Thursday, December 03, 2009

Funding the Afghan War: The Collision of Obama's Foreign and Domestic Policies

On Tuesday, December 1, 2009, at West Point Academy, President Obama announced his much anticipated plan for handling the war in Afghanistan. Obama detailed his plan to send an additional 30,000 U.S. troops to Afghanistan by summer 2010 and to start withdrawing troops in July of 2011. While this announcement helped to quell the buzz about what actions are to be taken in Afghanistan, it initiated yet another equally heated debate over the funding of Obama’s plan. Up from $43 billion in 2008 and $55 billion in 2009, the estimated cost of the war in Afghanistan is expected to reach $100 billion in 2010 with Obama’s plan, increasing the overall cost of the Iraq and Afghanistan wars to nearly $1 trillion.

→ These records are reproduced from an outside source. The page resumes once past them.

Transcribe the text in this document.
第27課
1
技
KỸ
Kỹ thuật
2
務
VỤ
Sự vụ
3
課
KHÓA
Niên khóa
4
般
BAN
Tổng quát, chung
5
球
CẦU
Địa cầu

While President Obama is demonstrating his power of the sword, the current economic situation is forcing President Obama and Congress to evoke their power of the purse very wisely to fund these military actions. The Republicans of Congress, rejecting proposals for increased taxes, support cutting back funds to federal agencies and/or using unspent stimulus funds to pay for the increased military spending while Democrats are pushing for a new “war surtax” with the fear that the new military spending may take away from much-needed domestic spending.

With Aaron Wildavsky’s classic concept of one U.S. president but “two presidencies,” one concerned with domestic affairs while the other handles foreign policy, in mind, it seems that President Obama’s two presidencies are clashing in competition for funding. With the U.S. in a bad recession and a war in need of a new direction in Afghanistan, it seems our President Obama is stuck between a rock and a hard place as far as funding his policies is concerned. Should he take away funding from his domestic economic stimulus policy to fund our Afghan efforts or should the burden be placed on the millions of American citizens that are struggling in the midst of the very recession his domestic policy is attempting to eradicate? The concept of two presidencies that has always described the success of the president in each sphere now represents one of his most pressing dilemmas.